Der Wunsch nach einem stärkeren Rollermodell wurde erst 1955 erhört als man auch in Italien die plötzliche Konkurrenz spürte. Immerhin waren zu diesem Zeitpunkt mit Bella, Tourist, Goggo und Co. einige Roller mit der doppelten Leistung der "Lampe Unten" auf dem Markt.


An allem Schuld: Die Hoffmann Königin


Auf der Suche nach einem neuen Produktions- und Vertriebspartner wurde man bei der Firma Messerschmitt in Regensburg fündig; einer Art Leidensgenosse: Wie Piaggio oder Heinkel war es auch ihnen nach dem Krieg untersagt worden Flugzeuge zu bauen. Messerschmitt versuchte seit 1953 mit dem Bau des legendären Kabinenrollers am florierenden Geschäft mit preiswerten Kraftfahrzeugen teilzuhaben. Zu diesem Kleinwagen passten die Vespas ganz hervorragend - also wurde für die Prodution der Lizenzvespas ein Werk in Augsburg eröffnet.

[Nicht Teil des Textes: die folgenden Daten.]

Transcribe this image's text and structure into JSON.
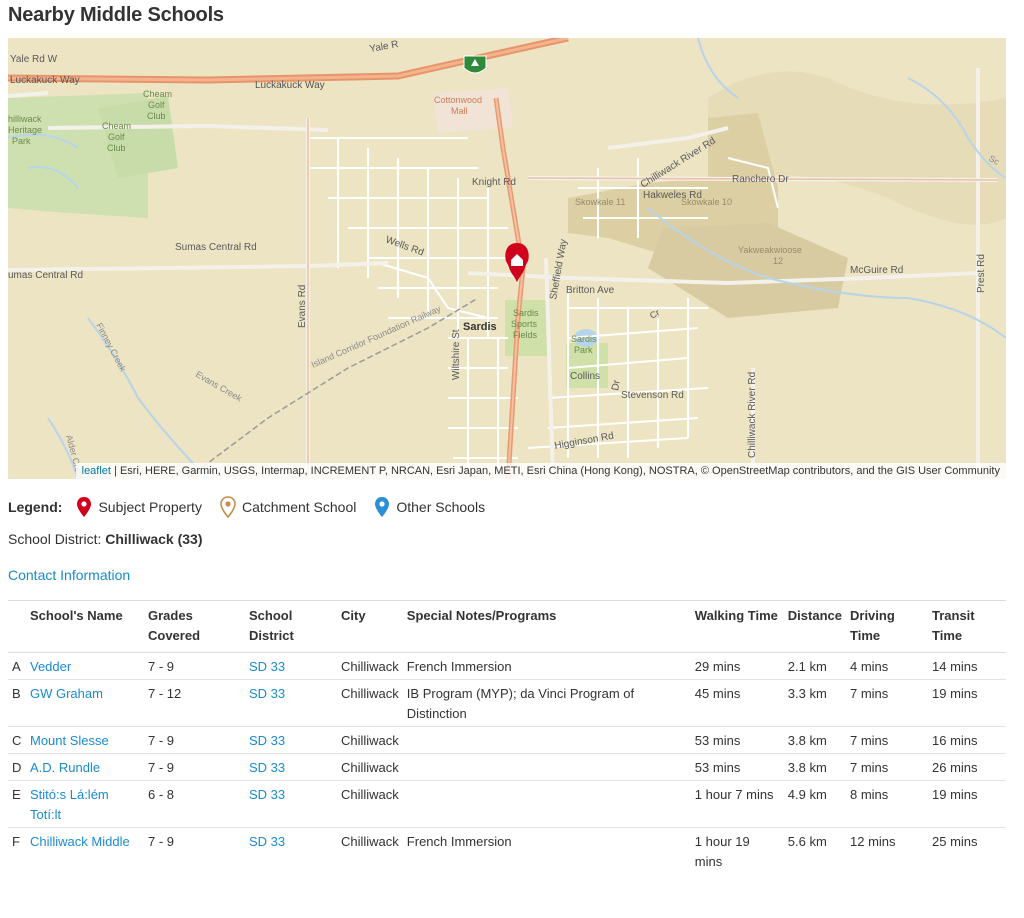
{
  "page": {
    "title": "Nearby Middle Schools"
  },
  "map": {
    "attribution_link": "leaflet",
    "attribution_text": " | Esri, HERE, Garmin, USGS, Intermap, INCREMENT P, NRCAN, Esri Japan, METI, Esri China (Hong Kong), NOSTRA, © OpenStreetMap contributors, and the GIS User Community",
    "labels": {
      "yale_rd_w": "Yale Rd W",
      "yale_rd": "Yale R",
      "luckakuck_way_left": "Luckakuck Way",
      "luckakuck_way": "Luckakuck Way",
      "cheam_golf_club_1": [
        "Cheam",
        "Golf",
        "Club"
      ],
      "cheam_golf_club_2": [
        "Cheam",
        "Golf",
        "Club"
      ],
      "heritage_park": [
        "hilliwack",
        "Heritage",
        "Park"
      ],
      "cottonwood_mall": [
        "Cottonwood",
        "Mall"
      ],
      "chilliwack_river_rd": "Chilliwack River Rd",
      "ranchero_dr": "Ranchero Dr",
      "knight_rd": "Knight Rd",
      "hakweles_rd": "Hakweles Rd",
      "skowkale_11": "Skowkale 11",
      "skowkale_10": "Skowkale 10",
      "sumas_central_rd": "Sumas Central Rd",
      "sumas_central_rd_left": "umas Central Rd",
      "wells_rd": "Wells Rd",
      "yakweakwioose": [
        "Yakweakwioose",
        "12"
      ],
      "mcguire_rd": "McGuire Rd",
      "prest_rd": "Prest Rd",
      "evans_rd": "Evans Rd",
      "sheffield_way": "Sheffield Way",
      "britton_ave": "Britton Ave",
      "island_corridor": "Island Corridor Foundation Railway",
      "sardis": "Sardis",
      "sardis_sports_fields": [
        "Sardis",
        "Sports",
        "Fields"
      ],
      "sardis_park": [
        "Sardis",
        "Park"
      ],
      "wiltshire_st": "Wiltshire St",
      "collins": "Collins",
      "dr": "Dr",
      "stevenson_rd": "Stevenson Rd",
      "evans_creek": "Evans Creek",
      "finney_creek": "Finney Creek",
      "chilliwack_river_rd_s": "Chilliwack River Rd",
      "higginson_rd": "Higginson Rd",
      "se_corner": "Sc",
      "alder_creek": "Alder Creek",
      "cr": "Cr"
    }
  },
  "legend": {
    "title": "Legend:",
    "items": [
      {
        "label": "Subject Property",
        "icon": "red-marker-icon",
        "color": "#d0021b"
      },
      {
        "label": "Catchment School",
        "icon": "orange-marker-icon",
        "color": "#c98a4b"
      },
      {
        "label": "Other Schools",
        "icon": "blue-marker-icon",
        "color": "#2b8fd6"
      }
    ]
  },
  "district": {
    "label": "School District:",
    "value": "Chilliwack (33)"
  },
  "contact": {
    "label": "Contact Information"
  },
  "table": {
    "headers": {
      "name": "School's Name",
      "grades": [
        "Grades",
        "Covered"
      ],
      "district": [
        "School",
        "District"
      ],
      "city": "City",
      "notes": "Special Notes/Programs",
      "walking": "Walking Time",
      "distance": "Distance",
      "driving": [
        "Driving",
        "Time"
      ],
      "transit": [
        "Transit",
        "Time"
      ]
    },
    "rows": [
      {
        "letter": "A",
        "name": "Vedder",
        "grades": "7 - 9",
        "district": "SD 33",
        "city": "Chilliwack",
        "notes": "French Immersion",
        "walking": "29 mins",
        "distance": "2.1 km",
        "driving": "4 mins",
        "transit": "14 mins"
      },
      {
        "letter": "B",
        "name": "GW Graham",
        "grades": "7 - 12",
        "district": "SD 33",
        "city": "Chilliwack",
        "notes": "IB Program (MYP); da Vinci Program of Distinction",
        "walking": "45 mins",
        "distance": "3.3 km",
        "driving": "7 mins",
        "transit": "19 mins"
      },
      {
        "letter": "C",
        "name": "Mount Slesse",
        "grades": "7 - 9",
        "district": "SD 33",
        "city": "Chilliwack",
        "notes": "",
        "walking": "53 mins",
        "distance": "3.8 km",
        "driving": "7 mins",
        "transit": "16 mins"
      },
      {
        "letter": "D",
        "name": "A.D. Rundle",
        "grades": "7 - 9",
        "district": "SD 33",
        "city": "Chilliwack",
        "notes": "",
        "walking": "53 mins",
        "distance": "3.8 km",
        "driving": "7 mins",
        "transit": "26 mins"
      },
      {
        "letter": "E",
        "name": "Stitó:s Lá:lém Totí:lt",
        "grades": "6 - 8",
        "district": "SD 33",
        "city": "Chilliwack",
        "notes": "",
        "walking": "1 hour 7 mins",
        "distance": "4.9 km",
        "driving": "8 mins",
        "transit": "19 mins"
      },
      {
        "letter": "F",
        "name": "Chilliwack Middle",
        "grades": "7 - 9",
        "district": "SD 33",
        "city": "Chilliwack",
        "notes": "French Immersion",
        "walking": "1 hour 19 mins",
        "distance": "5.6 km",
        "driving": "12 mins",
        "transit": "25 mins"
      }
    ]
  }
}
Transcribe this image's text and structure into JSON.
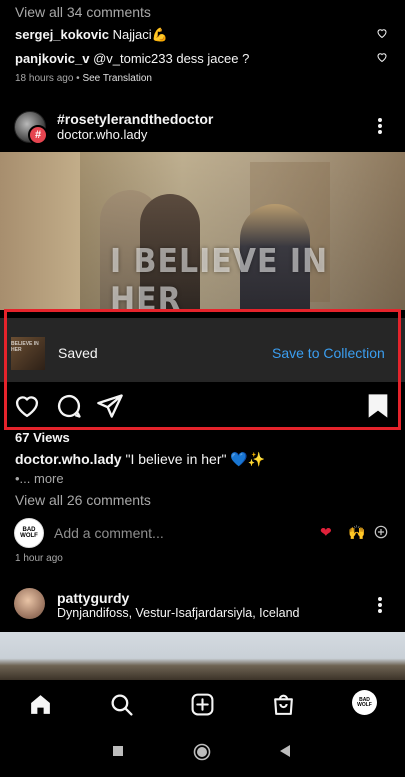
{
  "top_comments": {
    "view_all": "View all 34 comments",
    "comments": [
      {
        "user": "sergej_kokovic",
        "text": "Najjaci💪"
      },
      {
        "user": "panjkovic_v",
        "text": "@v_tomic233 dess jacee ?"
      }
    ],
    "time": "18 hours ago",
    "see_translation": "See Translation"
  },
  "post": {
    "title": "#rosetylerandthedoctor",
    "subtitle": "doctor.who.lady",
    "image_overlay": "I BELIEVE IN HER",
    "saved_label": "Saved",
    "save_to_collection": "Save to Collection",
    "saved_thumb_text": "BELIEVE IN HER",
    "views": "67 Views",
    "caption_user": "doctor.who.lady",
    "caption_text": "\"I believe in her\" 💙✨",
    "more": "•... more",
    "view_all": "View all 26 comments",
    "add_comment_placeholder": "Add a comment...",
    "quick_emoji_1": "❤",
    "quick_emoji_2": "🙌",
    "time": "1 hour ago",
    "my_avatar_text": "BAD WOLF"
  },
  "next_post": {
    "user": "pattygurdy",
    "location": "Dynjandifoss, Vestur-Isafjardarsiyla, Iceland"
  },
  "nav": {
    "items": [
      "home-icon",
      "search-icon",
      "create-icon",
      "shop-icon",
      "profile-avatar"
    ],
    "avatar_text": "BAD WOLF"
  },
  "colors": {
    "accent_blue": "#3b9ef0",
    "highlight_red": "#e5232b",
    "saved_bar": "#262626"
  }
}
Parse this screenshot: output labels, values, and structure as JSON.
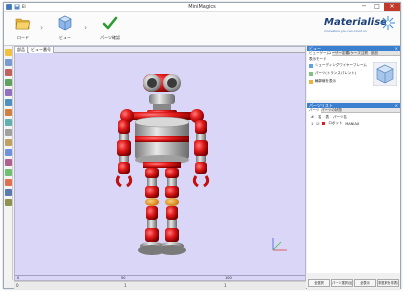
{
  "window": {
    "title": "MiniMagics",
    "quick_access_label": "El",
    "minimize_glyph": "─",
    "maximize_glyph": "□",
    "close_glyph": "✕"
  },
  "ribbon": {
    "steps": [
      {
        "label": "ロード",
        "icon": "folder-open-icon"
      },
      {
        "label": "ビュー",
        "icon": "cube-view-icon"
      },
      {
        "label": "パーツ確認",
        "icon": "checkmark-icon"
      }
    ],
    "arrow_glyph": "›",
    "logo": {
      "name": "Materialise",
      "tagline": "innovators you can count on"
    }
  },
  "left_toolbar": {
    "tools": [
      "select-tool-icon",
      "cursor-icon",
      "ruler-icon",
      "measure-icon",
      "view-front-icon",
      "view-back-icon",
      "view-left-icon",
      "view-right-icon",
      "view-top-icon",
      "view-bottom-icon",
      "zoom-icon",
      "pan-icon",
      "rotate-icon",
      "section-icon",
      "light-icon",
      "shade-icon"
    ]
  },
  "viewport": {
    "tabs": [
      "部品",
      "ビュー番号"
    ],
    "ruler_ticks": [
      "0",
      "50",
      "100"
    ],
    "axes": {
      "x_color": "#e04040",
      "y_color": "#40c040",
      "z_color": "#4060e0"
    }
  },
  "right_panel": {
    "view_panel": {
      "title": "ビュー",
      "close_glyph": "×",
      "tabs": [
        "ビューゲーム",
        "ユーザー定義",
        "スケーズ",
        "注釈",
        "部品"
      ],
      "section_label": "表示モード",
      "items": [
        {
          "label": "シェーディングワイヤーフレーム"
        },
        {
          "label": "パーツ(トランスパレント)"
        },
        {
          "label": "輪郭線を表示"
        }
      ]
    },
    "parts_panel": {
      "title": "パーツリスト",
      "close_glyph": "×",
      "tabs": [
        "パーツ",
        "パーツの状態"
      ],
      "columns": [
        "#",
        "名",
        "表",
        "パーツ名"
      ],
      "rows": [
        {
          "num": "1",
          "visible": "☑",
          "color": "#d02020",
          "name": "ロボット",
          "name2": "MANIAX"
        }
      ]
    },
    "bottom_buttons": [
      "全選択",
      "パーツ選択(反転)",
      "全表示",
      "非選択を非表示"
    ]
  },
  "status_bar": {
    "left": "0",
    "mid": "1",
    "right": "1"
  }
}
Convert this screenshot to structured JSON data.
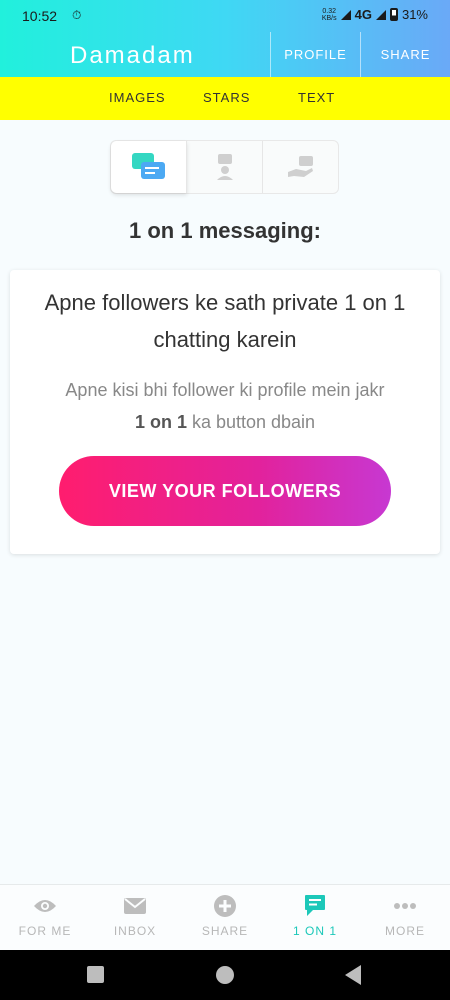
{
  "status": {
    "time": "10:52",
    "speed_top": "0.32",
    "speed_bottom": "KB/s",
    "network": "4G",
    "battery": "31%"
  },
  "header": {
    "app_name": "Damadam",
    "profile_label": "PROFILE",
    "share_label": "SHARE"
  },
  "tabs": [
    {
      "label": "IMAGES"
    },
    {
      "label": "STARS"
    },
    {
      "label": "TEXT"
    }
  ],
  "segments": [
    {
      "icon": "chat-bubbles-icon",
      "active": true
    },
    {
      "icon": "person-message-icon",
      "active": false
    },
    {
      "icon": "hand-message-icon",
      "active": false
    }
  ],
  "main": {
    "heading": "1 on 1 messaging:",
    "card": {
      "title": "Apne followers ke sath private 1 on 1 chatting karein",
      "body_prefix": "Apne kisi bhi follower ki profile mein jakr",
      "body_bold": "1 on 1",
      "body_suffix": " ka button dbain",
      "button_label": "VIEW YOUR FOLLOWERS"
    }
  },
  "bottom_nav": [
    {
      "label": "FOR ME",
      "icon": "eye-icon",
      "active": false
    },
    {
      "label": "INBOX",
      "icon": "envelope-icon",
      "active": false
    },
    {
      "label": "SHARE",
      "icon": "plus-circle-icon",
      "active": false
    },
    {
      "label": "1 ON 1",
      "icon": "chat-icon",
      "active": true
    },
    {
      "label": "MORE",
      "icon": "more-dots-icon",
      "active": false
    }
  ],
  "colors": {
    "accent": "#1cc8b9",
    "tab_bar": "#ffff00",
    "cta_start": "#ff1d6e",
    "cta_end": "#c738d2"
  }
}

Kennt jeder - mag jeder: Messerschmitt KaRo


Ziel war es, Deutschland erst einmal so schnell wie möglich mit Rollern aus dem Programm von Piaggio zu versorgen und alsbald eine eigene Fertigung aufzuziehen. Das erste Modell, die Vespa 150T/1 war eine leicht abgeänderte Version der italienischen VL1T mit blau-weißer Lackierung. Die Roller wurden als "Bausatz" importiert und hier montiert, nur Anbauteile wie Beleuchtung, Tacho, Sättel und Reifen wurden von einheimischen Zulieferern bezogen.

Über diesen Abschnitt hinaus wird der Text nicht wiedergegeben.